Setelah mengabaikan kedua surat itu, Wa Ode tak pernah lagi menerima surat panggilan dari KPK. “Terakhir yang dikeluarkan KPK justru pencekalan atas diri saya agar tidak keluar negeri. Itu pun saya tahu dari berita yang ada di media massa. Besoknya, status berubah menjadi tersangka,” jelasnya.

Penetapan Wa Ode sebagai ter­sangka mengejutkan politisi PAN. Wakil Sekjen DPP PAN Te­guh Juwarno mengenal Wa Ode sebagai kader yang berani me­ngungkap mafia anggaran di DPR.

“Dia memiliki keberanian untuk melaporkan, seharusnya dia dilindungi, bukannya malah dikorbankan. Dimana keadilan penegakan hukum di negeri ini?” kata Teguh.

Ia meminta KPK menjelaskan kasus yang disangkakan kepada Wa Ode. “Tanpa ada kejelasan dan penjelasan, ini akan menjadi preseden buruk dan menjadi kado pahit pada hari penegakan anti korupsi. Ini juga merupakan akhir jabatan yang buruk bagi pimpi­nan KPK saat ini,” katanya.

Ketua DPP PAN Viva Yoga Mauladi juga mencium keanehan dalam kasus ini. “Kenapa belum pernah diperiksa langsung dite­tapkan sebagai tersangka. Jangan sampai KPK menjadi lembaga order melakukan pekerjaan pem­berantasan korupsi berdasarkan order orang yang punya kekuatan ekonomi dan kekuatan politik,” pintanya.


Bermula Dari Mata Najwa

Mei lalu, nama Wa Ode Nur­hayati menjadi buah bibir ka­rena membeberkan permainan anggaran di DPR dalam acara “Mata Najwa” di televisi. Ia sempat menyinggung nama pimpinan anggota DPR.

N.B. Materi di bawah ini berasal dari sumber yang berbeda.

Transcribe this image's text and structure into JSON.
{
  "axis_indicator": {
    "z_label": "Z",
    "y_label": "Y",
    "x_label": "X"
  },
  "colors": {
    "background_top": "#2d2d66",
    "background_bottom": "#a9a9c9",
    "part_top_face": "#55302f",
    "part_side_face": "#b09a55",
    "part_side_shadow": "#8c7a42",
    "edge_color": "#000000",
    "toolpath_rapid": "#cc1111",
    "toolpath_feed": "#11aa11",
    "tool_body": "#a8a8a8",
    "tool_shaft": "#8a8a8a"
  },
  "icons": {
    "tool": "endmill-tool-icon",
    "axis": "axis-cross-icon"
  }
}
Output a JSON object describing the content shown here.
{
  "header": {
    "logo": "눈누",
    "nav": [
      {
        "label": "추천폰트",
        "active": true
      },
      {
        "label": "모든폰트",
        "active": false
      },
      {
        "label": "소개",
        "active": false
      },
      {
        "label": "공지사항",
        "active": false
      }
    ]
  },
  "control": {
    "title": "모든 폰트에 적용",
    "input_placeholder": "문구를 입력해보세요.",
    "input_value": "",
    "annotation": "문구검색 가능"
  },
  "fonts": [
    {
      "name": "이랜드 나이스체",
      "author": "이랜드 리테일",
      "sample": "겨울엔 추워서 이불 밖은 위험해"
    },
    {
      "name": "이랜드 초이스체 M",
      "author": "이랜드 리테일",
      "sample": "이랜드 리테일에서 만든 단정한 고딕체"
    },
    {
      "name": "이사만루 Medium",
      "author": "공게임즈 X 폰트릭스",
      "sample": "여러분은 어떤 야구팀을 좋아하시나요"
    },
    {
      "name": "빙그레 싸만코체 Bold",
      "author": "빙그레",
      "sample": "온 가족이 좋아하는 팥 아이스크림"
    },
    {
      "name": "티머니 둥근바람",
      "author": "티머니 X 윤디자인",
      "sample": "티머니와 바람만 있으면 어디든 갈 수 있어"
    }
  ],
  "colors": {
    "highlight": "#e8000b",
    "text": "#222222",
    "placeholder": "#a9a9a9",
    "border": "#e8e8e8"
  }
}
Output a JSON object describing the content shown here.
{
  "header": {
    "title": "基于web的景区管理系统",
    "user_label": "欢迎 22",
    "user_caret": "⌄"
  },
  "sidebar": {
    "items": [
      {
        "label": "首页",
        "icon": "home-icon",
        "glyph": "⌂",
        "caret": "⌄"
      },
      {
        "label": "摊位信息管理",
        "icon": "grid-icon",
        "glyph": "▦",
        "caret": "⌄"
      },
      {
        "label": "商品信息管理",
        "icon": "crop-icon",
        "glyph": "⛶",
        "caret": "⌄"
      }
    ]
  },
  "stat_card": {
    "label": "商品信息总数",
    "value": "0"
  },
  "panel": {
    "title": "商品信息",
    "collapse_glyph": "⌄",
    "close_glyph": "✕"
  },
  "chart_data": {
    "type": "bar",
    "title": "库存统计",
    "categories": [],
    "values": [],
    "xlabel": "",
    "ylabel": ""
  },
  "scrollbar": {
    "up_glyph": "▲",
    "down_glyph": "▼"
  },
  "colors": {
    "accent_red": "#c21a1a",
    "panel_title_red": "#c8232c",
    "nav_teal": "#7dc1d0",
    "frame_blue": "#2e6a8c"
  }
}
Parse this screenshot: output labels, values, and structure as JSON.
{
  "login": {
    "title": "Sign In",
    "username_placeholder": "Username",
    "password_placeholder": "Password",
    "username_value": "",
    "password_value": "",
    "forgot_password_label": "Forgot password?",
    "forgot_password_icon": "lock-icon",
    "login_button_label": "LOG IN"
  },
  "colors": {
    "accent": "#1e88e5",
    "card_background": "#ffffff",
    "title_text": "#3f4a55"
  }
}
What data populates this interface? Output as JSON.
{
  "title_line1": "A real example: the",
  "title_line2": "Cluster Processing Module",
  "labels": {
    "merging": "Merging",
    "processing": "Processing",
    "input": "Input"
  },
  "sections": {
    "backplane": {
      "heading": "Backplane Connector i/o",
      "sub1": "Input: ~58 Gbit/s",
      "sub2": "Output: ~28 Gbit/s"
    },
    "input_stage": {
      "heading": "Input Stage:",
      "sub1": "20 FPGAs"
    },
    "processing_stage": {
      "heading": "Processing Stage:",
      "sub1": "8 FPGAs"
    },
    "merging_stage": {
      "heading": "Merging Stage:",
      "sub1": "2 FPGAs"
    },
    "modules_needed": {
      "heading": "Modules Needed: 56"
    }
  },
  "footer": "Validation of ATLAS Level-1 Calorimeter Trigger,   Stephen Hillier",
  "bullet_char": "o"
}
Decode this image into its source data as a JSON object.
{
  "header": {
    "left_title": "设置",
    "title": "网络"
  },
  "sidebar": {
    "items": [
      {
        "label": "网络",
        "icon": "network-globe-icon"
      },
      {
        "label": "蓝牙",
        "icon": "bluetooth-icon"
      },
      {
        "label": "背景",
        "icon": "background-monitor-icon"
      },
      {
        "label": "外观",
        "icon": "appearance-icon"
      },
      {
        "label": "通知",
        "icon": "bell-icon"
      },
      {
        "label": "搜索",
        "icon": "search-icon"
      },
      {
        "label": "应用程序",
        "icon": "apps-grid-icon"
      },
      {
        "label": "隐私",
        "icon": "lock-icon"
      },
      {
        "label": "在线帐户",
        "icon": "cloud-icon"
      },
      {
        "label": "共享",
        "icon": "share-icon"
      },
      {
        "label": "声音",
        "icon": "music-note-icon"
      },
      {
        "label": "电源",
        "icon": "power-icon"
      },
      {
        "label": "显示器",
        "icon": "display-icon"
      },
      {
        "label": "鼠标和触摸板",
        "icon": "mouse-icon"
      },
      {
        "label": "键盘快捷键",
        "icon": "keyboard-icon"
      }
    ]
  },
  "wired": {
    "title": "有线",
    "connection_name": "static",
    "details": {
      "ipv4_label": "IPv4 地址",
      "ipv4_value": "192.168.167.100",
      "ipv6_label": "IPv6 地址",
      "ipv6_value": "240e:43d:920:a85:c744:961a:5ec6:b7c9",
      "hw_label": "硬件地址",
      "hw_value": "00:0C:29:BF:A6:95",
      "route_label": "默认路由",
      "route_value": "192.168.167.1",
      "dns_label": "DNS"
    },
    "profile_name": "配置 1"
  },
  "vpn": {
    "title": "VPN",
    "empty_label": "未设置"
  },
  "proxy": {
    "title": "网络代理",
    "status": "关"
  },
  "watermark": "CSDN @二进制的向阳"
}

Kepada Rakyat Merdeka, Nurhayati menceritakan proses wawancara dalam acara ‘Mata Najwa’ yang mem­buat berang Ketua DPR Mar­zuki Alie. Ia menuturkan, dari awal sampai akhir proses wa­wancara men­jadi satu kesatuan dan tidak boleh dipisah-pisahkan.

“Artinya jangan yang diambil kalimat ‘penjahatnya’ saja. Itu kan ada kronologisnya yang ditanyakan oleh Mbak Najwa, terkait di beberapa kesempatan dan media saya memaparkan kecurigaan pelanggaran sistem terhadap kasus Dana Penye­suai­an Infrastruktur Daerah (DPID). Kan akhirnya Mbak Najwa masuk ke situ,” ujarnya.

Ketika dirinya menceritakan kronologis dalam kasus itu, diakhir acara Najwa mencoba me­ngambil kesimpulan dan ber­tanya kepada dirinya. “Mbak, untuk kasus DPID khu­susnya, siapa penjahatnya menurut Mbak?” ujar Nurhayati meniru­kan pertanyaan Najwa.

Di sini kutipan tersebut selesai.